Golden State Warriors v Los Angeles LakersKobe Bryant fell to the floor with 3:08 remaining in the fourth quarter of his Los Angeles Lakers’ 118-116 win over the Golden State Warriors on Friday night. Following a timeout, Bryant went back onto the court, made both of his free throw attempts and left the game with 34 points, five rebounds and four assists. He had played every minute of the game up until that point, hitting back-to-back three-pointers to tie the Warriors only forty seconds before going down with what was later diagnosed as a torn achilles tendon in his left leg.

As Bryant answered questions in a postgame media scrum, he stood – a feat only possible through the assistance of crutches – with tears mixed with sweat on his face, making the MRI scheduled for Saturday seem perfunctory. While Friday night’s win might strengthen the Lakers’ hold on the eighth and final playoff spot in the NBA’s Western Conference, Friday night’s loss is likely to have a far bigger impact on their season, as it renders Bryant unable to participate any further, with or without a postseason entry.
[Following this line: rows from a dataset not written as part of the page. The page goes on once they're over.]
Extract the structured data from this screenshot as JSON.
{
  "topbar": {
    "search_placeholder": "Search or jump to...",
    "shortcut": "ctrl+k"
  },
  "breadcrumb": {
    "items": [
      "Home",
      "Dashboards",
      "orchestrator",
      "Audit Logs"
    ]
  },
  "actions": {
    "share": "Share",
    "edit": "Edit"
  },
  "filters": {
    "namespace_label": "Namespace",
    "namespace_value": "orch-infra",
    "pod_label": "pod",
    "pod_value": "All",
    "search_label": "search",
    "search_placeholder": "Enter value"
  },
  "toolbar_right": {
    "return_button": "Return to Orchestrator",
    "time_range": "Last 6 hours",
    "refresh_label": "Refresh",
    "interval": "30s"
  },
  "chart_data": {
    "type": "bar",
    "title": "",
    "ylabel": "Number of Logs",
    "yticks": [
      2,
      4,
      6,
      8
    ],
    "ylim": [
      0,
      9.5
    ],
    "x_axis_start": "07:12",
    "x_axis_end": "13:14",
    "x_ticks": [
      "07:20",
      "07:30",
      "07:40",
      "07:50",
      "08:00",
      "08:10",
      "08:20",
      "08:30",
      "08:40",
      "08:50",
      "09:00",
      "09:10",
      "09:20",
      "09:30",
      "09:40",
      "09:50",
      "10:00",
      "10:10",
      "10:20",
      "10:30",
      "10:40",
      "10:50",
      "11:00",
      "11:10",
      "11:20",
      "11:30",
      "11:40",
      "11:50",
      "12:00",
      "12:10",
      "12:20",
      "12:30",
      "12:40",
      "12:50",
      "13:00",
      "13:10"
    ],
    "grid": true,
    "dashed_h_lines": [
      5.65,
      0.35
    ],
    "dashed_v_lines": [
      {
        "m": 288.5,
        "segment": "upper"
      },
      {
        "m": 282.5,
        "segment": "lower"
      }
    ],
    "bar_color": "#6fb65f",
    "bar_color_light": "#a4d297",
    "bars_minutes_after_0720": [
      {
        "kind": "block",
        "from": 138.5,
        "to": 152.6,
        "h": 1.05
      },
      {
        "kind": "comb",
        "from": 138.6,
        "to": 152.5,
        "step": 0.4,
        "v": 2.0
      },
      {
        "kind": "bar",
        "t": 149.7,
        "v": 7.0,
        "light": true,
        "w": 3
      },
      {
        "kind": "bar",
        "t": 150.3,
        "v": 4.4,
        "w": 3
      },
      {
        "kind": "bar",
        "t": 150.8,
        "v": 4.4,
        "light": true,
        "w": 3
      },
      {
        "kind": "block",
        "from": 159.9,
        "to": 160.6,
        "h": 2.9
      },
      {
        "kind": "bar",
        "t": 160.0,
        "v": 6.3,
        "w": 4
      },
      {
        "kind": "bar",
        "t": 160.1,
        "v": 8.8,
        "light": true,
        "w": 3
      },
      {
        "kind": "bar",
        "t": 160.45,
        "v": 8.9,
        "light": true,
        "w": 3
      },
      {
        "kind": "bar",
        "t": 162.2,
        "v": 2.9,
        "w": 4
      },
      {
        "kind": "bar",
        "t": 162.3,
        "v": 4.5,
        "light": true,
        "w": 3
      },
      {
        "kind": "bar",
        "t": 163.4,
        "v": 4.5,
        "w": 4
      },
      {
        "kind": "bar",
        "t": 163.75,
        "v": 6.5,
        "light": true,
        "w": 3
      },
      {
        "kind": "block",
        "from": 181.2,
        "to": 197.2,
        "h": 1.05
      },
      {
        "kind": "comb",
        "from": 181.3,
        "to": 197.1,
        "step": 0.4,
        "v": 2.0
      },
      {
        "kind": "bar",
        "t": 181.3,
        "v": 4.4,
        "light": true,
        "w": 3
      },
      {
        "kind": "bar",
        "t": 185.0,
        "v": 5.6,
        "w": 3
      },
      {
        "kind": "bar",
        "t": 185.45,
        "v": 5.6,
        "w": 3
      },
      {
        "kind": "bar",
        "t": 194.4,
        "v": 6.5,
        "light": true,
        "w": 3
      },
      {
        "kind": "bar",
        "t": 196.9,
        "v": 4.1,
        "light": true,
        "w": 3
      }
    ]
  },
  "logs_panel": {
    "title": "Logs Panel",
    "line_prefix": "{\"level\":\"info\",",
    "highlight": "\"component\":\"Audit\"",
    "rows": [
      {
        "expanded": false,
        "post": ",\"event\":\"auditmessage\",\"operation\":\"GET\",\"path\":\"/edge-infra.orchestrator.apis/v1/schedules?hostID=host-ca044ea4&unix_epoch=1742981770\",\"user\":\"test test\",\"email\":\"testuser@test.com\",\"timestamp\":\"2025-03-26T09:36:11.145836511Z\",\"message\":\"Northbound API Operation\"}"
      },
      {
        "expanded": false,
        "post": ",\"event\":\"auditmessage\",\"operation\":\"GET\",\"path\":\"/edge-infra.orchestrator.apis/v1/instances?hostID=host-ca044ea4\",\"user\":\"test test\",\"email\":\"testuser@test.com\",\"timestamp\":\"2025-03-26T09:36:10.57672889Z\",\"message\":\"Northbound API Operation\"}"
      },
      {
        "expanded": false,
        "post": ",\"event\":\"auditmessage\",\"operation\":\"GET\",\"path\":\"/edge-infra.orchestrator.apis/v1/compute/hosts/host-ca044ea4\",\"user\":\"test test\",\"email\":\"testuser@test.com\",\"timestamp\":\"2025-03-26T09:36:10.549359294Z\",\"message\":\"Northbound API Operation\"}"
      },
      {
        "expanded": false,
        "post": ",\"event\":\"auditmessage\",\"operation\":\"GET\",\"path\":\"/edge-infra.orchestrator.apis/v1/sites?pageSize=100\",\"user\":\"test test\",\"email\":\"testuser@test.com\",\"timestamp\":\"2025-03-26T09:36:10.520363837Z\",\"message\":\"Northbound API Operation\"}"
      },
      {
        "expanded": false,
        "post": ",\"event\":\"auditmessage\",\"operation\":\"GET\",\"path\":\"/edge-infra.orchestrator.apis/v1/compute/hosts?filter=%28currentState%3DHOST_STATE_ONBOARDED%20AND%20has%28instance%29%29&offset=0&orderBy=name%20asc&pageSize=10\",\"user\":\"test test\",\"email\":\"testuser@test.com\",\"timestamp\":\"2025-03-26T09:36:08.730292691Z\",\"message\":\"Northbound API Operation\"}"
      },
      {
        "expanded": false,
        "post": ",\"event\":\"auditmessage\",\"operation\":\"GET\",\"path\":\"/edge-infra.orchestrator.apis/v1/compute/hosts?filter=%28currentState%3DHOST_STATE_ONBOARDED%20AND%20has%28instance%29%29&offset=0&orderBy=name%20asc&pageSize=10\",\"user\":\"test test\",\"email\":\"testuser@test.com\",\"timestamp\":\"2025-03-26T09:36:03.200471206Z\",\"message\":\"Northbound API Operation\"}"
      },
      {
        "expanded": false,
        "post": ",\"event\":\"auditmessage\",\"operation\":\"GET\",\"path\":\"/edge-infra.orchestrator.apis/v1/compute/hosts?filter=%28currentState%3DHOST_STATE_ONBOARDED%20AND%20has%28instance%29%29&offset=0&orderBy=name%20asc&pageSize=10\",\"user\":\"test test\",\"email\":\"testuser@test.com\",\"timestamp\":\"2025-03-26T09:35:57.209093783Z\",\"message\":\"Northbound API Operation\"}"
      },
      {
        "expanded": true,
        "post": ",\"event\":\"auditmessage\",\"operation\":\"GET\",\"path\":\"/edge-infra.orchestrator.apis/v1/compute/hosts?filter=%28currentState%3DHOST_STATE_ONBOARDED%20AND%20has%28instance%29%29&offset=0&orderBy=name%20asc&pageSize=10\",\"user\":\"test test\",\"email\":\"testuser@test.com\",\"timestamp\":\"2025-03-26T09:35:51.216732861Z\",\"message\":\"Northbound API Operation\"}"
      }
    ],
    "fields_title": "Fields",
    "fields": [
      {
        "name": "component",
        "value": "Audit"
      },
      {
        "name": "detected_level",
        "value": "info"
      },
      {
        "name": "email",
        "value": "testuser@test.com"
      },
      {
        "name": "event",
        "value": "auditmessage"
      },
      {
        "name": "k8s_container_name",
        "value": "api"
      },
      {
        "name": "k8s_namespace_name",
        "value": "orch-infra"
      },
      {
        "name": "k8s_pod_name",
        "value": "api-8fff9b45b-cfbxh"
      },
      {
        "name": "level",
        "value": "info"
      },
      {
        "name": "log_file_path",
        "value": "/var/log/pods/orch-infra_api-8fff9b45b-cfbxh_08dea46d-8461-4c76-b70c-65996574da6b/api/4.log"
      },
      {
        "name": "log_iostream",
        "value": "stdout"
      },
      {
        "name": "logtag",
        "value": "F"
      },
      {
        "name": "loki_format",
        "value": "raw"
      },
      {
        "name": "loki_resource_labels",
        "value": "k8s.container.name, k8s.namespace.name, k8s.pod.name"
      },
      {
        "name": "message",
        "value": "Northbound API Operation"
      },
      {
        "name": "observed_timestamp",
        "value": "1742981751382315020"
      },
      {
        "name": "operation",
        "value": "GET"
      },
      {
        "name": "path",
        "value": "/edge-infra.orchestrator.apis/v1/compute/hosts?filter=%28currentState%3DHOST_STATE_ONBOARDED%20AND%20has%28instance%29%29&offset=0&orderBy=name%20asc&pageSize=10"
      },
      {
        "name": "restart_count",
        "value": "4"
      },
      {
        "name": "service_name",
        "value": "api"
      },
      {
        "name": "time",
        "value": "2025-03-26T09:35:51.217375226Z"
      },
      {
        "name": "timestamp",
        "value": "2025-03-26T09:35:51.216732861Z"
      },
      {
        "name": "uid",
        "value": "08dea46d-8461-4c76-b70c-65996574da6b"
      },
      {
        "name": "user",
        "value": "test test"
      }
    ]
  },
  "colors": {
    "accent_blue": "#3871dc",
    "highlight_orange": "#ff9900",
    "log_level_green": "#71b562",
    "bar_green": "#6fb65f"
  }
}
To fans, the Lakers losing Bryant is like going to see a movie because of the lead actor, only for his or her character to get killed off before the climax of the film. It’s not supposed to happen this way. Not to him. Not like this.

There are few athletes so associated in our minds with their team as Bryant is with the Lakers. Perhaps we might have felt something similar last autumn when Derek Jeter was forced to end his season prematurely, after the New York Yankees shortstop broke his ankle in the first game of the American League Championship Series. However, Jeter is more familiar with age-related declines than Bryant. Outside of iconic factors, Jeter isn’t the Bryant of his team anymore, Robinson Cano is.

There are certainly a share of capable understudies in Los Angeles. Dwight Howard, Pau Gasol, Metta World Peace and even Antawn Jamison have all been playing well. However, no matter how much of Bryant’s production they combine to replicate on the floor, the outcomes will represent an altered narrative now, without Kobe Bryant in the starring role.

In our modern cynicism it’s common to roll our eyes at people who still treat athletes as heroes. Despite ample evidence that those who are good at sports are seldom also good at life, the tendency to manufacture heroism in our minds is a bit more forgivable when we’ve lived vicariously through the grand accomplishments of the same individual over the past 17 seasons. It’s certainly not right, it might not be wrong, but it’s definitely the way it is.

Early Saturday morning, Bryant posted something of a rant on his Facebook page describing his frustration, putting his injury in perspective and vowing to keep on keeping on with his phenomenal basketball career despite the history of this particular injury wreaking havoc on players in the past. The response from fans was overwhelmingly positive, a surprise given the typical vitriol that’s expressed through social media. His openness received a hero’s welcome.

It only serves to add to the dark comedy inherent in a seemingly indestructible figure whose ability doesn’t wane like a normal mortal being brought down by an achilles injury that was as unforeseen as an arrow shot forth from the bow of Paris, and guided by the hand of a god. That this event occurred against a team nicknamed the Warriors makes the reference almost too obvious. If this had happened in a work of fiction it would be criticized for a lack of subtlety.